Il progetto promette di scardinare la narrazione classica sulle mafie, svelando i meccanismi del sistema criminale più potente, ramificato e silenzioso d’Europa, oggi capace di infiltrarsi nei palazzi della politica, nell'economia legale, nella finanza internazionale e nei cartelli del narcotraffico mondiale.

La docuserie si sviluppa attorno alla figura di Nicola Gratteri, magistrato calabrese che vive sotto scorta da oltre trent'anni. Focus centrale del racconto è la genesi e lo sviluppo di "Rinascita Scott", la mastodontica operazione antimafia scattata nel 2019 e culminata in un maxiprocesso con oltre 400 imputati.

Attraverso un accesso esclusivo ai fascicoli d'indagine e alle testimonianze dirette dei protagonisti, la serie ripercorre gli anni in cui Gratteri ha guidato la Procura della Repubblica di Catanzaro. Gli spettatori vedranno il magistrato nel ruolo di "comandante in capo" di una macchina investigativa complessa, coordinata a stretto contatto con: Servizi segreti, Arma dei Carabinieri e Unità militari e forze speciali. "Una guerra di giustizia e coraggio in una terra segnata da paura e silenzi, dove si intrecciano minacce di morte, tradimenti di pentiti e il riscatto delle vittime che scelgono di non piegarsi".

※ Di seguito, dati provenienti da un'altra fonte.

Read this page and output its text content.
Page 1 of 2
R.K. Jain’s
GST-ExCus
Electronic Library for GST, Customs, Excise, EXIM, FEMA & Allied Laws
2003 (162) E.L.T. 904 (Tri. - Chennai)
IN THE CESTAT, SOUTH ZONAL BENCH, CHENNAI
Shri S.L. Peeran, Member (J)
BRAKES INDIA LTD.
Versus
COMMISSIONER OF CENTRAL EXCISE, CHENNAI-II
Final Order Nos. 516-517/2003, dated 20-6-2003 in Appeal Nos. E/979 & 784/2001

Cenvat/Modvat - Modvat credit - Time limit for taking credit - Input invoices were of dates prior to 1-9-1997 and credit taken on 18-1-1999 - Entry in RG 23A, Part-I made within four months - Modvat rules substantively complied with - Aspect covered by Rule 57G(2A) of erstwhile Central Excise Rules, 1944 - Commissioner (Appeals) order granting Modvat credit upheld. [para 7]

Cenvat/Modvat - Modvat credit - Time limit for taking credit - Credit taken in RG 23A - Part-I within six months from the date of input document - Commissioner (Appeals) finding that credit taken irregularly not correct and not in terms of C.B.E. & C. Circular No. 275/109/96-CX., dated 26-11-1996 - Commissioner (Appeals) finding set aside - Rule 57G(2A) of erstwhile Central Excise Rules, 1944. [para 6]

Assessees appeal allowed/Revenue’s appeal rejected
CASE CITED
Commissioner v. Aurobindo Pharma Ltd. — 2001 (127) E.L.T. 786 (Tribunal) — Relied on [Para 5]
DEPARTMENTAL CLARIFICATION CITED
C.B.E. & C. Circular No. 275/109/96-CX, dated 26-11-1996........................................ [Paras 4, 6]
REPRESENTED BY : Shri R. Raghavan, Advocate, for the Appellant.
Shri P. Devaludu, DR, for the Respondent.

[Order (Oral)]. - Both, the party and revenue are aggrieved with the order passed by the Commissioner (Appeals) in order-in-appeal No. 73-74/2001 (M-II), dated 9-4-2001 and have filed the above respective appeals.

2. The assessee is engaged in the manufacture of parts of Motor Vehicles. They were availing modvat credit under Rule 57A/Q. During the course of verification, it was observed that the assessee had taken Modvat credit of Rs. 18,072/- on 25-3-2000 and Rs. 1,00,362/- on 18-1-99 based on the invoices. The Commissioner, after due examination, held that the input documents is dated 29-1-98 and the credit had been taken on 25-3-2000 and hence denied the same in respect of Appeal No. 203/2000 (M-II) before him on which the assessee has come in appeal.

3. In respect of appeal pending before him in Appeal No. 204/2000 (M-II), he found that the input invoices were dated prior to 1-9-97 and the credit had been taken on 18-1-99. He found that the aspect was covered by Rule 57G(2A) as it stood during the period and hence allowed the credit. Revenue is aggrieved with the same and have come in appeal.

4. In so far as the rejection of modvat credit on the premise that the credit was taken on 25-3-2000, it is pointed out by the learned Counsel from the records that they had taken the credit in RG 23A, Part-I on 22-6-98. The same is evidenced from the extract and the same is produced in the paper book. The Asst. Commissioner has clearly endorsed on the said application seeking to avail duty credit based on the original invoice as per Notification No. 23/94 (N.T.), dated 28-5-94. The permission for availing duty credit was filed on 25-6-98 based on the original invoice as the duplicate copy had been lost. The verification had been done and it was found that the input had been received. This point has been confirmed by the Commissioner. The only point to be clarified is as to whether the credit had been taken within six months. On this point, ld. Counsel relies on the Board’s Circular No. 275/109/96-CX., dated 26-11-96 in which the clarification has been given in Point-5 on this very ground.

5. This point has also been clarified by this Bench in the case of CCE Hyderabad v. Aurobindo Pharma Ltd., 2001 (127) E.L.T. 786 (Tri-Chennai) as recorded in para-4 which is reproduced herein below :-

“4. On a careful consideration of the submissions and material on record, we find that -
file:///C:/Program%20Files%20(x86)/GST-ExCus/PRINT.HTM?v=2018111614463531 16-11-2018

Nata come progetto originale italiano, la docuserie è il frutto di una sinergia internazionale. È prodotta da Disney+, dalla casa di produzione italiana IBC Movie e dalla francese Sunset Presse, in associazione con Borough Productions.

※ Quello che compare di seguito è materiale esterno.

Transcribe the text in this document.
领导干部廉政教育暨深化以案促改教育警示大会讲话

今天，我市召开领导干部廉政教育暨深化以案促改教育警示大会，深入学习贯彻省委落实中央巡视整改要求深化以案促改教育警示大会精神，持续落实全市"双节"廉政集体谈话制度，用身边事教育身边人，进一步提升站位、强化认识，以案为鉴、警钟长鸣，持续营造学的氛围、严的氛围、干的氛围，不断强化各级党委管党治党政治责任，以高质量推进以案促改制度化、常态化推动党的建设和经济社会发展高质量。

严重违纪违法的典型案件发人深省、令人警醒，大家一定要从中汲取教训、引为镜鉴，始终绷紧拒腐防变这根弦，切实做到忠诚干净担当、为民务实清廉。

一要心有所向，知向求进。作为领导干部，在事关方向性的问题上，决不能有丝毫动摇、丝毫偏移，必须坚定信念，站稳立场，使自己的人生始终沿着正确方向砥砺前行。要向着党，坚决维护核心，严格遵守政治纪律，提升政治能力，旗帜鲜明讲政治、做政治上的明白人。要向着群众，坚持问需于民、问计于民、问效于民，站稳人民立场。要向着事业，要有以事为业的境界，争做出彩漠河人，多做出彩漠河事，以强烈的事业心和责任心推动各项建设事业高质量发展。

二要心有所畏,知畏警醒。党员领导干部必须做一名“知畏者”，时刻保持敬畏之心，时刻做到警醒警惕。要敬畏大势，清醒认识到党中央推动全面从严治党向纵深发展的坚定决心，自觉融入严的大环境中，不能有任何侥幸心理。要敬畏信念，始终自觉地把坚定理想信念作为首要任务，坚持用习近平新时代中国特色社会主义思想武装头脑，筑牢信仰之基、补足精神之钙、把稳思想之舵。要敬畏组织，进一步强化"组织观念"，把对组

La firma alla regia è di Jacques Charmelot e François Chayé, che hanno curato anche la sceneggiatura insieme a Michela Gallio e Giovanni Filippetto. Il team di produttori esecutivi vede schierati Francesca Andreoli e Maurizio Feverati per IBC, affiancati da Carlos Carvalho Da Silva, Stéphanie de Montvalon, David Tillier, Simon Finch e Gabriel Range.